Polls have Forza Italia now attracting around 15-16 percent of the vote, well down from its 2001 heyday of 29 percent. But with the allied Northern League less than a point behind, according to the latest polls by Luiss University’s Centro Italiano Studi Elettorali, Berlusconi has a chance of becoming the pivotal figure in a coalition that will decide who will be Italy’s next prime minister.

The rival centre-left Democratic Party has led a succession of coalition governments with various permutations of the centre-right, at first including Berlusconi, since the inconclusive elections of 2013. Renzi, a young reformist who won a brutal internal party battle to become prime minister in 2014 without being elected, resigned after losing a national referendum on reshaping the constitution in December 2016. Now, as party leader, he too is battling to return to the fore, although Paolo Gentiloni, his successor as centre-left prime minister, is ahead in terms of voter approval ratings — adding to the confusion.

Political uncertainty, financial stability

After a long and grim decline, the third largest Eurozone economy is slowly recovering, though GDP remains nearly six percent below pre-crisis levels. This apparent turnaround has failed to translate into votes for the Democrats. The party has split and some of its leading figures were embroiled in alleged financial wrongdoings and corruption.

Two possible outcomes of Sunday’s election seem most likely: majorities for the centre-right coalition in both chambers of parliament and then horse-trading over who becomes prime minister, or no outright winner at all. 

In the latter scenario, President Sergio Mattarella could emerge — as his predecessor did in in 2013 — as the key figure in trying to bring about a governing coalition rather than calling fresh elections. The option drawing the most speculation runs along the lines of Germany’s solution to a hung parliament — a new “grand coalition” of Forza Italia and the Democrats.

Not surprisingly, both parties rejected such a possibility, and it is far from sure the two rivals would be able to garner sufficient votes themselves. A link-up between the Northern League and the Five Star Movement cannot be ruled out either in terms of electoral arithmetic. Both are strong euro-sceptics, but an alliance involving such divergent views on political participation would be hard to forge, and would also be resisted by Europe’s political establishment.

Despite the prevailing uncertainty, financial markets have reacted calmly, so far. This comes as no surprise to Roberto D’Alimonte, professor of politics at Luiss University in Rome.

“Markets are not afraid of instability because they consider Italy as always unstable, with governments that last for 10 months. It is not instability that worries markets,” he told OpenCanada. “It’s populism, a referendum on Europe, the victory of the Five Star Movement or of the Northern League. But as these don’t seem on the horizon, markets can live with instability.”

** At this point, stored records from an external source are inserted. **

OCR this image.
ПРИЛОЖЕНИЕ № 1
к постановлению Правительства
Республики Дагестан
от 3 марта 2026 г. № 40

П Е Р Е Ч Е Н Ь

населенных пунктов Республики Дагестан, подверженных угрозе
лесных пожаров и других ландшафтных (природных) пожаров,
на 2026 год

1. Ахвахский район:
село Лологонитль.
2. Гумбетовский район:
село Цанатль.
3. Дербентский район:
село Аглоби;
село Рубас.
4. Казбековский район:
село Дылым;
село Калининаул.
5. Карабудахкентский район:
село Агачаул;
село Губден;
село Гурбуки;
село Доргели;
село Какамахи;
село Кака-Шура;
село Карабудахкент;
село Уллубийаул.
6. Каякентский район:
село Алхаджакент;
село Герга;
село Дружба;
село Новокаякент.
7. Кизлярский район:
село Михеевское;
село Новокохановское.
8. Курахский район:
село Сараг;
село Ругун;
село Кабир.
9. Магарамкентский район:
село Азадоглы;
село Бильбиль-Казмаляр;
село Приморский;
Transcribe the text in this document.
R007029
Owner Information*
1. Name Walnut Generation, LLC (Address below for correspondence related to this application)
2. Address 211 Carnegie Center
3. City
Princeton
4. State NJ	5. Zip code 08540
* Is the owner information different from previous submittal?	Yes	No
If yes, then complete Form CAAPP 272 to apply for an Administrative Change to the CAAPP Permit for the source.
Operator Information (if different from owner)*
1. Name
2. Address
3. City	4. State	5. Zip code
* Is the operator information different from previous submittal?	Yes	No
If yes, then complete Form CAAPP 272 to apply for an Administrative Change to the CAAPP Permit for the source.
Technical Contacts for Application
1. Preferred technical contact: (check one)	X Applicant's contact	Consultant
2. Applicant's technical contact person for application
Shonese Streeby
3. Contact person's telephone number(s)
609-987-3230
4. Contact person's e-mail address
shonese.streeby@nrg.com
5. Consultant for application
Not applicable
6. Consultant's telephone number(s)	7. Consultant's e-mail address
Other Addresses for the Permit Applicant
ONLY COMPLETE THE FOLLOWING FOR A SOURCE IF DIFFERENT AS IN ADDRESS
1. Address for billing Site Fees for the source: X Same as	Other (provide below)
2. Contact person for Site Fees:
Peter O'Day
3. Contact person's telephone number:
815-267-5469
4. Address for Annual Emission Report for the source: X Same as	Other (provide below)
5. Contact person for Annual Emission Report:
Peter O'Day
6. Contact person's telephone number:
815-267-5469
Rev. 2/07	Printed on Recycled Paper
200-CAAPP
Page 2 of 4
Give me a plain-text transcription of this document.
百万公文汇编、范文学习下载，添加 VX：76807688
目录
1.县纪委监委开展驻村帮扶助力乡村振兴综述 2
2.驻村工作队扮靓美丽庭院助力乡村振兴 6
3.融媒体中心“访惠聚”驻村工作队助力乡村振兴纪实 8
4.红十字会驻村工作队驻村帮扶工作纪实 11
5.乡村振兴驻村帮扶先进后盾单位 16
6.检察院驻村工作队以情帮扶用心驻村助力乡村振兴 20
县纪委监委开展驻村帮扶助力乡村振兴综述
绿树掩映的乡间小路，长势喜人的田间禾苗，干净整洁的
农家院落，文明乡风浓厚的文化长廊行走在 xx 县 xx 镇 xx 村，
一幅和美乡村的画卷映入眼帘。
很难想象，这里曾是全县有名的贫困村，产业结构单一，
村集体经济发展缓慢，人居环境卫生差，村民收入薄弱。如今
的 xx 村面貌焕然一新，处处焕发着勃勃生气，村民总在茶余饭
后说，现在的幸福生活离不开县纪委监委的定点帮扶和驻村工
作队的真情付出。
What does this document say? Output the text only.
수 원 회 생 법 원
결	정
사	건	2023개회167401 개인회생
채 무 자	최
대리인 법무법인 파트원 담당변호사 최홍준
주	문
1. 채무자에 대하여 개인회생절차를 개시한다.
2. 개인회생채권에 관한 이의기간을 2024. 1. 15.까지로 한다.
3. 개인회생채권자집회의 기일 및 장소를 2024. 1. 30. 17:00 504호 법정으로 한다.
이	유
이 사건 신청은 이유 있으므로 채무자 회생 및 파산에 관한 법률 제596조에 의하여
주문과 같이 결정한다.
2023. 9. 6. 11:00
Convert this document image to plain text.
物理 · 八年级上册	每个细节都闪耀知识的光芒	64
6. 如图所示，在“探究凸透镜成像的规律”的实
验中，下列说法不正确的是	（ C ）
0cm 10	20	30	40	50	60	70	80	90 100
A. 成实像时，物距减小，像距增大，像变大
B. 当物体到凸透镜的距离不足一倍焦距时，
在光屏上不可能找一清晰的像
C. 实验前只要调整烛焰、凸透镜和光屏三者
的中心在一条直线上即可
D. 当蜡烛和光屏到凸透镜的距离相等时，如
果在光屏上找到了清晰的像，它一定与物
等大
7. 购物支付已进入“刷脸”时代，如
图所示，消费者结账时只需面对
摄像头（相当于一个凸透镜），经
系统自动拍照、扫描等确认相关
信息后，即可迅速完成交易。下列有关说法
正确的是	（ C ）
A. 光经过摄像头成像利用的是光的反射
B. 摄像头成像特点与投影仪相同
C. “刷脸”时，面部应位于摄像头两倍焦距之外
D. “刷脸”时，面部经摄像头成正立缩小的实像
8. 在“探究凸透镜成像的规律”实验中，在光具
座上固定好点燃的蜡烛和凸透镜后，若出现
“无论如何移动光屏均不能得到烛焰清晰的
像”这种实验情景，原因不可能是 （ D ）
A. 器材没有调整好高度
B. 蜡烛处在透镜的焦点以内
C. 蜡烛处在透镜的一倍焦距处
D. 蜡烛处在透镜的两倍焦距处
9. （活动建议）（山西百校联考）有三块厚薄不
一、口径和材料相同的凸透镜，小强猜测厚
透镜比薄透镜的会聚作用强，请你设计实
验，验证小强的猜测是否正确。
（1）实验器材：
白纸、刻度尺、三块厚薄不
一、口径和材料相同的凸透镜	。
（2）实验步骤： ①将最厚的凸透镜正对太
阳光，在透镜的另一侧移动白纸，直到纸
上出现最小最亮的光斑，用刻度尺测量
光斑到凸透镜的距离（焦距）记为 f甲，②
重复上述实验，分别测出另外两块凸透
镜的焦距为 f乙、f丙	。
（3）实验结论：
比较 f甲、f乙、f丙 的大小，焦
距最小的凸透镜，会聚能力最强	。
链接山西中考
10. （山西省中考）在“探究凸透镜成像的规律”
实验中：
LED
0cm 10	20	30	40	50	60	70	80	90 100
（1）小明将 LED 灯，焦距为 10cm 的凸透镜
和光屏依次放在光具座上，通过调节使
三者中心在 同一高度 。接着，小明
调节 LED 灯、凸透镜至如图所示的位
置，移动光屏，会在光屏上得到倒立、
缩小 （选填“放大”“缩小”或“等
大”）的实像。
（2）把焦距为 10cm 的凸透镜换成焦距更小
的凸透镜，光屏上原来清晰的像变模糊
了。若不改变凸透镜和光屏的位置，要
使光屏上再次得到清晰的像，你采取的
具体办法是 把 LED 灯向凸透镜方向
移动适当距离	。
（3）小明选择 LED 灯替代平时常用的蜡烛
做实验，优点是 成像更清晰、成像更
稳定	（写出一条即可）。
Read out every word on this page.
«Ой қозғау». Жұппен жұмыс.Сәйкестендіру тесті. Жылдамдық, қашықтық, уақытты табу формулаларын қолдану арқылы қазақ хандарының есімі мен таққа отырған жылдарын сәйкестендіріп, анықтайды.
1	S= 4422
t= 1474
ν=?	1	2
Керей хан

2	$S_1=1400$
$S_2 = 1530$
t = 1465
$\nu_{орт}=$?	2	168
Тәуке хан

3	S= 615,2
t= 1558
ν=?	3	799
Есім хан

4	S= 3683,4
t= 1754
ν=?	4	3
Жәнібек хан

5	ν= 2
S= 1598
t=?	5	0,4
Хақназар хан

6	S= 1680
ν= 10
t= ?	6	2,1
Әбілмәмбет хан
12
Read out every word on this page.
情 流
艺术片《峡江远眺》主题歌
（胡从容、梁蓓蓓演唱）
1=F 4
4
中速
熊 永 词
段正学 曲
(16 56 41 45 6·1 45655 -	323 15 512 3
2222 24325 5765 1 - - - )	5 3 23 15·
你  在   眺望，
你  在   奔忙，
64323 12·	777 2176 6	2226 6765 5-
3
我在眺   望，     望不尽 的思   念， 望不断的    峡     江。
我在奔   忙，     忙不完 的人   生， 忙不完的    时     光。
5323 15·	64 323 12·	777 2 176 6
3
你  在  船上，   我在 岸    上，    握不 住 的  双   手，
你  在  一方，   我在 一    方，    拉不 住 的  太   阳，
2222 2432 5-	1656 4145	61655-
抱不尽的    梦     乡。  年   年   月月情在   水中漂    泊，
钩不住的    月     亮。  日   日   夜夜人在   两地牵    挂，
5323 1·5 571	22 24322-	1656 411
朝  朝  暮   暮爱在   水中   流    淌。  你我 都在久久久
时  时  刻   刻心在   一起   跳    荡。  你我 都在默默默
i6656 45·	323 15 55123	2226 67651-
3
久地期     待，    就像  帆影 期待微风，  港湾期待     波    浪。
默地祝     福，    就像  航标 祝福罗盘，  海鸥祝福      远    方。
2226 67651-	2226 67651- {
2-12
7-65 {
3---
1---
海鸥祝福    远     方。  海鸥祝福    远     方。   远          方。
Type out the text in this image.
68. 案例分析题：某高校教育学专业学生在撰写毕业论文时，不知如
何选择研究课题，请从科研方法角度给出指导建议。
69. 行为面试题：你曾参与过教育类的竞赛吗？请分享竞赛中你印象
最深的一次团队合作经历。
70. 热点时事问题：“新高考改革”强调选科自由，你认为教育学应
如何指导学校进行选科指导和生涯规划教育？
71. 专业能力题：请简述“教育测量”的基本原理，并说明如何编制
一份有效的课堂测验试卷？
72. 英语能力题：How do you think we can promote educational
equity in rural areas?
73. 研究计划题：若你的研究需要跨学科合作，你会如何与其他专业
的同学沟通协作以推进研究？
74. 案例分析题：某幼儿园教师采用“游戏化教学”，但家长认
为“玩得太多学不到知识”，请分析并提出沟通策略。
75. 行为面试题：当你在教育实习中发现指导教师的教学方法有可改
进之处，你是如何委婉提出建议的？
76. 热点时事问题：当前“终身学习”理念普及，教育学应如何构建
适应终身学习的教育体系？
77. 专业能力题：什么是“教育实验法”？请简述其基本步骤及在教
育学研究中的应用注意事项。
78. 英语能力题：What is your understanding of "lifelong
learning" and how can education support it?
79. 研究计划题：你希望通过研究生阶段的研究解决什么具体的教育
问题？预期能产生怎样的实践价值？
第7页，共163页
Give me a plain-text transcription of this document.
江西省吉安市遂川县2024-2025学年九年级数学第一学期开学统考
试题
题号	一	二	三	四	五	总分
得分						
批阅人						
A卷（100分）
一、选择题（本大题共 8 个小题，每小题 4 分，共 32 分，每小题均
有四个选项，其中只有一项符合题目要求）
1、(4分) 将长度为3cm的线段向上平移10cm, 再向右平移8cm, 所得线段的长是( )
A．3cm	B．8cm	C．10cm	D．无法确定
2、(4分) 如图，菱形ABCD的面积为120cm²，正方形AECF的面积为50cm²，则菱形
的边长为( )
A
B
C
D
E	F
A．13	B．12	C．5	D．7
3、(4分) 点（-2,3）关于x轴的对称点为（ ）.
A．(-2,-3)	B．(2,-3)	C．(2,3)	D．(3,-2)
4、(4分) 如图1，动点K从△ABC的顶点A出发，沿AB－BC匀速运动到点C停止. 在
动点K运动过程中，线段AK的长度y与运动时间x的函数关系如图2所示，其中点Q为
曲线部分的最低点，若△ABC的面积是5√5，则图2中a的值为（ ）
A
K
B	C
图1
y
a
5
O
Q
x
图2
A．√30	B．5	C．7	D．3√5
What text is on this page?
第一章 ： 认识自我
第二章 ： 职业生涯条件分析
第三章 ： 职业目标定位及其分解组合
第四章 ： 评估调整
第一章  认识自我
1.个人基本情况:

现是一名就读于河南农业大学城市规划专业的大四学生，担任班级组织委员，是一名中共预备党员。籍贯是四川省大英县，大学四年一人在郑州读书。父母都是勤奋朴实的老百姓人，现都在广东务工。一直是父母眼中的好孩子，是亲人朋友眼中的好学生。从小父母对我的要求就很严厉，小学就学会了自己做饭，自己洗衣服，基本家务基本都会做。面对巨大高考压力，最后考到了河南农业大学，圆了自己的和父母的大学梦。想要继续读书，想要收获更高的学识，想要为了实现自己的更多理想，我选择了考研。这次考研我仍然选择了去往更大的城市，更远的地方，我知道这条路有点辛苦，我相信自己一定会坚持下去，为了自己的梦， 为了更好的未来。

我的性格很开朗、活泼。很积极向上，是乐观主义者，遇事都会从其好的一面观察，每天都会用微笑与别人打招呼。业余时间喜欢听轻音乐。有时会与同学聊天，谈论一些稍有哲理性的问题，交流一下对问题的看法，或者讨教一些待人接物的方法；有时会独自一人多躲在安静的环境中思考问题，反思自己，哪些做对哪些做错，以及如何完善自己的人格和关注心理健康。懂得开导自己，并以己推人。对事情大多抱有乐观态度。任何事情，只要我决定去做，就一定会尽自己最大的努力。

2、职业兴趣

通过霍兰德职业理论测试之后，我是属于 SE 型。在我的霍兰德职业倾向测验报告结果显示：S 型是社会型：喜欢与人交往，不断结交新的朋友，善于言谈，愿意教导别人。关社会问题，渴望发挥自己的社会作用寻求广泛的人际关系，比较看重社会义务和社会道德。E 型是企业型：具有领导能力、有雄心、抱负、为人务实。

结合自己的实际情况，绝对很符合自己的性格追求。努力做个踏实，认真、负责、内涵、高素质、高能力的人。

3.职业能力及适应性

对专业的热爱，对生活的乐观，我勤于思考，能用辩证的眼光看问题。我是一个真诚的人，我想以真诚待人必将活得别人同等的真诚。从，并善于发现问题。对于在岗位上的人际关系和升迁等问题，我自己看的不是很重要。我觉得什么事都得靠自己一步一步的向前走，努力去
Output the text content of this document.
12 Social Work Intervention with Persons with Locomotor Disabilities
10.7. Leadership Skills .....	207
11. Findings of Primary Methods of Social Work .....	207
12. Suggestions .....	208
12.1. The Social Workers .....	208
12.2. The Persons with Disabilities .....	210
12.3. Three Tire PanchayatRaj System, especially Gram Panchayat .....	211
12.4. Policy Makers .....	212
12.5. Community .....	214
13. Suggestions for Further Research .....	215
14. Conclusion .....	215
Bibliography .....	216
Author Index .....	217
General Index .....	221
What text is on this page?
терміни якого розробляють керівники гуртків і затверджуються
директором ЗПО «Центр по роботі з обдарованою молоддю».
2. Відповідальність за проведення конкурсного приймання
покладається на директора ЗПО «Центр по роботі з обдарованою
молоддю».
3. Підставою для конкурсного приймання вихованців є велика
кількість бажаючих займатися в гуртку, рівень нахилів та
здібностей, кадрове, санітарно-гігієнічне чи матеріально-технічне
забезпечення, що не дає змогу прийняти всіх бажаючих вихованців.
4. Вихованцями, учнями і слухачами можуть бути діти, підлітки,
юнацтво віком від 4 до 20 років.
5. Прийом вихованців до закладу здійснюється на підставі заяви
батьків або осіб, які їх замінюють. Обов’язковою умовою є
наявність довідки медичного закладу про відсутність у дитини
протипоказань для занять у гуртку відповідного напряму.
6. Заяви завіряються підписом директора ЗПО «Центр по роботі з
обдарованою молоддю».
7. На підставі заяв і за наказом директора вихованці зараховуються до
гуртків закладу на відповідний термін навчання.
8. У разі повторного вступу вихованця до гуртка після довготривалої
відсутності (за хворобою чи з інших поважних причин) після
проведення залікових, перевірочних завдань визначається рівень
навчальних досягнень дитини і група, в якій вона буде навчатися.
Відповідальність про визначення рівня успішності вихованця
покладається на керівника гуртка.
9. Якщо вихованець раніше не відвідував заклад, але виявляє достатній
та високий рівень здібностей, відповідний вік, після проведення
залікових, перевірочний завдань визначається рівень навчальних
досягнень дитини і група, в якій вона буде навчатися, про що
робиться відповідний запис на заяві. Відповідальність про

Berlusconi has re-entered the political arena playing the role of the centrist tamer of populists who has proven in the past to keep his right-wing allies in check.

“This is his strategic function and this is why, though weakened, he remains an important actor in the political arena,” commented D’Alimonte, adding that the size of his party’s vote could be crucial in defining the power relationship with the Northern League and future policies.

But despite D’Alimonte’s sanguine outlook, the main challenge for whichever party or coalition manages to form a government after March 4 will revolve around balancing payments of public debt and achieving more economic growth, while overcoming the divisive nature of Italian politics, which threatens the long-term existence of any governing alliance.